Dialog flow is the agent that enables this very simple dialogue flow is a conversation building tool and it does so in a very powerful way by using natural language process saying to take the way that a student or a professor or a teacher or someone would speak naturally and translate that into something that you might have heard before called intense and you can think of that by imagining all the different ways that someone might ask about the weather so you know you can say:

  • how hot is it today?
  • will it rain today?
  • what’s the temperature going to be this week?

and traditionally it may have been very rigid and difficult for people to interact with an agent because it required a very specific input and it’s also very difficult for developers to create that agent by hard coding very rigid language in context into that agent and so what dialogue flow does is remove that meaning that your user, your student, your staff, a member can interact the way that we talk very naturally.

And all of the natural language processing that is built into dialogue flow translates that for you into something actionable in your body.

Chatbots have a growing presence in modern society

Becoming integral parts of everything from personal assistants on mobile devices to technical support help over telephone lines, and even getting used for health interventions. In 2016, it is estimated that about 75% of all smartphone users used some sort of messaging apps.

Moreover, analysts predict that by 2020, 30% of all web browsing sessions will be done without a screen, 50% of all searches will be by voice commands, and customers will manage 85% of their enterprise relationships without interacting with a person’s being.
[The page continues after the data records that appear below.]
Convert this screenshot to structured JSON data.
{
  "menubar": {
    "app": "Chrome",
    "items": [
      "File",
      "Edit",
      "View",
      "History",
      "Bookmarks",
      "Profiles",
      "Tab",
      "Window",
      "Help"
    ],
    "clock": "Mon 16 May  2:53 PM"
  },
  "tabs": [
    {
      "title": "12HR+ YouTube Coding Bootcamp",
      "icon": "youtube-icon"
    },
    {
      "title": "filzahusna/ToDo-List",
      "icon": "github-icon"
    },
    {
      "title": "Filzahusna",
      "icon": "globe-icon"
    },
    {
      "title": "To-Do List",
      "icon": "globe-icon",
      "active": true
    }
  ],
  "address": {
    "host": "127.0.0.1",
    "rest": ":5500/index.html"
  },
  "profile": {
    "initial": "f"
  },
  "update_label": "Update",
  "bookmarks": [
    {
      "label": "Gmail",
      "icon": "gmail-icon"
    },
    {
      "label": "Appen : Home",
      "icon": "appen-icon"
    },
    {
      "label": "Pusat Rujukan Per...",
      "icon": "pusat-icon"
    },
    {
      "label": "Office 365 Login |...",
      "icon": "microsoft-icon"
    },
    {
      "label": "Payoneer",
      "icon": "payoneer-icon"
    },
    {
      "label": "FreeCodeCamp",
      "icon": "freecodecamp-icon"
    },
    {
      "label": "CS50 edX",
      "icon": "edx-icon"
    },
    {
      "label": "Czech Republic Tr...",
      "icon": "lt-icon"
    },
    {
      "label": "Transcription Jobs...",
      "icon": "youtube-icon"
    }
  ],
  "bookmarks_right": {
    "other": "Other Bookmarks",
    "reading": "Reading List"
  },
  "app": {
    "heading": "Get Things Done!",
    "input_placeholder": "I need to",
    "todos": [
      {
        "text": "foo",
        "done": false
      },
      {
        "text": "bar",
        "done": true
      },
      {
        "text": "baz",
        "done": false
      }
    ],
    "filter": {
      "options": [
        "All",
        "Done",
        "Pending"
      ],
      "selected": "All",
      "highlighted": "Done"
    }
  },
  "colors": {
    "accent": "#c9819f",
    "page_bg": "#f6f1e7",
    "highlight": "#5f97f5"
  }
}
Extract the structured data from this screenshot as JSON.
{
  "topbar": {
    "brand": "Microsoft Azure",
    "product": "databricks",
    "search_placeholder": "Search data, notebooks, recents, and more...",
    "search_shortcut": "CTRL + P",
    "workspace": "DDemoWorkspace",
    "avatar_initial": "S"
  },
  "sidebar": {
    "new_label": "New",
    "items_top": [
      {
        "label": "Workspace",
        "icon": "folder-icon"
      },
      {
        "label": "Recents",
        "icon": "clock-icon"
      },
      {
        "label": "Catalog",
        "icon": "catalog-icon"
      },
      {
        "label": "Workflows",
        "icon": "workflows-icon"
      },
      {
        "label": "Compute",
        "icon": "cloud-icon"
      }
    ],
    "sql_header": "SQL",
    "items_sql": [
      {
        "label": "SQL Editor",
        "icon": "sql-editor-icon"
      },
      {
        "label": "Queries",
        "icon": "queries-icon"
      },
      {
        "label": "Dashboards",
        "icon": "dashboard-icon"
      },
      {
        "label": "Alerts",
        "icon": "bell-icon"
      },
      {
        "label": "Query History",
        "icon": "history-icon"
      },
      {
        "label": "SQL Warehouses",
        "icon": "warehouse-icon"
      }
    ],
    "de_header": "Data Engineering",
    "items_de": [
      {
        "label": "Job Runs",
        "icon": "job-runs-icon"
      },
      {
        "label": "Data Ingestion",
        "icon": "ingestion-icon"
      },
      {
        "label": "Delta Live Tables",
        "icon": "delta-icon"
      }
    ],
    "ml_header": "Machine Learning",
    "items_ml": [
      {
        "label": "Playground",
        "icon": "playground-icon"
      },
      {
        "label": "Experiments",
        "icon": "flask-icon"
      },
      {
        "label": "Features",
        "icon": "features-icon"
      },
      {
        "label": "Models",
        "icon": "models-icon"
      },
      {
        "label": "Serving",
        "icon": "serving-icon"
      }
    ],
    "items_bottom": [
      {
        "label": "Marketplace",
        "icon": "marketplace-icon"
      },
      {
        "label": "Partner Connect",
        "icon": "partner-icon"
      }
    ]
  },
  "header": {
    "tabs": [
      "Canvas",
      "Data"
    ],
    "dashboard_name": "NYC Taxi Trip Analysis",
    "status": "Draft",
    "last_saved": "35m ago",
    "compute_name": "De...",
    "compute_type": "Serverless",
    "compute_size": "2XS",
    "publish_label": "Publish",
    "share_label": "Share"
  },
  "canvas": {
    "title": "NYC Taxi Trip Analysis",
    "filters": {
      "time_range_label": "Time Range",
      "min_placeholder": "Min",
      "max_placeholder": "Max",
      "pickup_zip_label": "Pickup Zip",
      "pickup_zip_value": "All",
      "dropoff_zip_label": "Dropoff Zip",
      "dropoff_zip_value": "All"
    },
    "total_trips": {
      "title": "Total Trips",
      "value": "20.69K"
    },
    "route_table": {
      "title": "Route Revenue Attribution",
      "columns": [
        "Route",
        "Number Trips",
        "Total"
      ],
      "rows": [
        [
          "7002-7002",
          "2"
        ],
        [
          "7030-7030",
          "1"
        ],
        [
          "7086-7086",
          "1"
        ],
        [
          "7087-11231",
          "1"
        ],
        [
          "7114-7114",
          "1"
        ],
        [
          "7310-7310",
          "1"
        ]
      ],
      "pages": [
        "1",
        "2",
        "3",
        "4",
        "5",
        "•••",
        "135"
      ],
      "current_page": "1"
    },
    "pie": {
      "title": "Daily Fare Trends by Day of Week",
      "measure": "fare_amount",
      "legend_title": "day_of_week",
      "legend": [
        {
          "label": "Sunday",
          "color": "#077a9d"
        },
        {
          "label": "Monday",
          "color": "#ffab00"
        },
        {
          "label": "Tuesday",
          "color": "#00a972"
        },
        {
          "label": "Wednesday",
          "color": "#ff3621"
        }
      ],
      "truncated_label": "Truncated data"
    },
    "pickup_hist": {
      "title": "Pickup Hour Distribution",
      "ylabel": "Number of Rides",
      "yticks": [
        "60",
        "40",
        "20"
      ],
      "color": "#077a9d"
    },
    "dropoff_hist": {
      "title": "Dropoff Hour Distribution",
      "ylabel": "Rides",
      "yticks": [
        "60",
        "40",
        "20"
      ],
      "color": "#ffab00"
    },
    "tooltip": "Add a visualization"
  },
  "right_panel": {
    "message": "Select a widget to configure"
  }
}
Benefits of chatbots in general education

chatbots can play a serious role in management education also. Several managerial competency frameworks suggest that creating judgments and decisions, providing and receiving feedback, analytical thinking and technological awareness are crucial competencies for future managers.

Chatbots can help to develop each of these skills. Firstly, chatbots can deliver future managers the right information at the right time to make the right judgments and decisions. Secondly, chatbots are promising tools to provide continuous feedback to lecturers and students.

Thirdly, using chatbots as learning partners improve the power of scholars to gather and analyze relevant data by empowering students to research a drag first then getting the knowledge quickly. Last but not least, future managers get trained to figure hand in hand with digital assistants, which becomes standard in future management activities.

We focused on outcomes of chatbot research studies and their underlying theories and practical applications because the main goal of the review is to point out the potential of chatbots for increasing learning outcomes.